Rockingham turned out to be a pleasant commuter suburb of Perth and a holiday destination as well. The town was wide-spread with the chemical industries and harbour with enormous grqain storage facilities at one end and Garden Island Naval Base at the other, after which there was Peron Point and fabulous snorkelling opportunities. We explored by van and on foot, enjoyed lunch in the beachside park under the trees, indulged in a cappuccino at a nearby cafe, purchased a new hat and an LED light for using outside at night as the existing one was not bright enough. Having decided that Rockingham had enough areas of interest to keep us busy for the day and into Friday, we swam at the Palm Beach jetty while we waited for the caravan park office to reopen after lunch and enjoyed a relaxing afternoon.
Rockingham to Perth
Friday, March 18th
We drove up the road to Lake Richmond, a shallow body of water with beaches which had thrombolites, about which we had read a little. They are extremely primitive life forms, consisting of single-celled bacteria which deposit layers of silt and calcium that slowly grow into rounded rocks. Scientists believe they are the earliest form of life on earth, dating back about 3500 million years, and the origins of oxygen in the atmosphere. These relics are mostly extinct and exist only as fossils - living examples can still be found growing in just a handful of places in the world.

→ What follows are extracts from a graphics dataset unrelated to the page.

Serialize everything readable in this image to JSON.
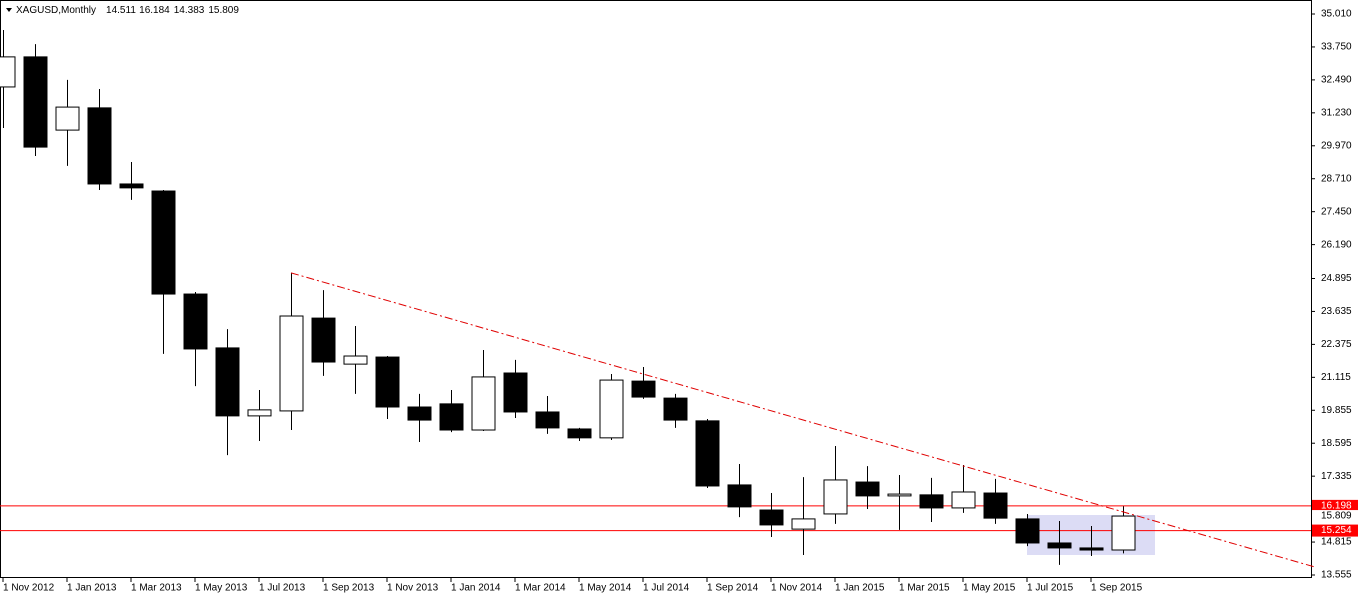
{
  "chart_data": {
    "type": "candlestick",
    "symbol": "XAGUSD,Monthly",
    "categories": [
      "1 Nov 2012",
      null,
      "1 Jan 2013",
      null,
      "1 Mar 2013",
      null,
      "1 May 2013",
      null,
      "1 Jul 2013",
      null,
      "1 Sep 2013",
      null,
      "1 Nov 2013",
      null,
      "1 Jan 2014",
      null,
      "1 Mar 2014",
      null,
      "1 May 2014",
      null,
      "1 Jul 2014",
      null,
      "1 Sep 2014",
      null,
      "1 Nov 2014",
      null,
      "1 Jan 2015",
      null,
      "1 Mar 2015",
      null,
      "1 May 2015",
      null,
      "1 Jul 2015",
      null,
      "1 Sep 2015",
      null
    ],
    "candles": {
      "open": [
        32.22,
        33.37,
        30.57,
        31.42,
        28.51,
        28.24,
        24.3,
        22.24,
        19.64,
        19.83,
        23.38,
        21.62,
        21.89,
        19.98,
        20.1,
        19.1,
        21.28,
        19.79,
        19.14,
        18.8,
        20.97,
        20.32,
        19.45,
        17.0,
        16.04,
        15.31,
        15.89,
        17.11,
        16.58,
        16.62,
        16.12,
        16.69,
        15.7,
        14.78,
        14.59,
        14.511
      ],
      "high": [
        34.4,
        33.86,
        32.49,
        32.14,
        29.35,
        28.28,
        24.38,
        22.96,
        20.63,
        25.11,
        24.45,
        23.08,
        21.93,
        20.48,
        20.63,
        22.16,
        21.78,
        20.4,
        19.18,
        21.24,
        21.51,
        20.48,
        19.52,
        17.8,
        16.69,
        17.3,
        18.49,
        17.72,
        17.38,
        17.27,
        17.76,
        17.23,
        15.89,
        15.62,
        15.43,
        16.184
      ],
      "low": [
        30.65,
        29.58,
        29.2,
        28.28,
        27.9,
        22.01,
        20.78,
        18.14,
        18.68,
        19.1,
        21.17,
        20.48,
        19.52,
        18.64,
        19.02,
        19.06,
        19.56,
        18.95,
        18.68,
        18.72,
        20.29,
        19.18,
        16.88,
        15.77,
        15.01,
        14.32,
        15.51,
        16.08,
        15.28,
        15.58,
        15.93,
        15.51,
        14.66,
        13.94,
        14.28,
        14.383
      ],
      "close": [
        33.37,
        29.92,
        31.45,
        28.51,
        28.36,
        24.3,
        22.2,
        19.64,
        19.87,
        23.46,
        21.7,
        21.93,
        19.98,
        19.48,
        19.1,
        21.13,
        19.79,
        19.18,
        18.8,
        21.01,
        20.36,
        19.48,
        16.96,
        16.16,
        15.47,
        15.7,
        17.19,
        16.58,
        16.65,
        16.12,
        16.73,
        15.73,
        14.78,
        14.59,
        14.51,
        15.809
      ]
    },
    "ylim": [
      13.555,
      35.01
    ],
    "yticks": [
      {
        "value": 35.01,
        "label": "35.010"
      },
      {
        "value": 33.75,
        "label": "33.750"
      },
      {
        "value": 32.49,
        "label": "32.490"
      },
      {
        "value": 31.23,
        "label": "31.230"
      },
      {
        "value": 29.97,
        "label": "29.970"
      },
      {
        "value": 28.71,
        "label": "28.710"
      },
      {
        "value": 27.45,
        "label": "27.450"
      },
      {
        "value": 26.19,
        "label": "26.190"
      },
      24.895,
      23.635,
      22.375,
      21.115,
      19.855,
      18.595,
      17.335,
      14.815,
      13.555
    ],
    "levels": [
      16.198,
      15.254
    ],
    "level_color": "#ff0000",
    "trendline": [
      {
        "index": 9,
        "value": 25.11
      },
      {
        "index": 41,
        "value": 13.86
      }
    ],
    "trendline_color": "#e00000",
    "zone": {
      "from_index": 32,
      "to_index": 36,
      "top": 15.85,
      "bottom": 14.32,
      "color": "#dcdcf5"
    }
  }
}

The thrombolites were not a great scenic attraction but the little eagles that rested on the sandy water’s edge and hovered above the lake were very entertaining.
From there we went to Point Peron to snorkel but while the water was warm it was murky too. However, it was great to be in the water again.
The rest of the day was spent travelling to and exploring Fremantle, a great spot in which to while away a couple of hours by walking around the old buildings, looking at the cafes on the port and watching the uni students and tourists. The market was on but the quality and range of fresh food was disappointing.
We arrived at Cottesloe and had a great night catching up with Lizzie and Joel and hearing about their WA lives.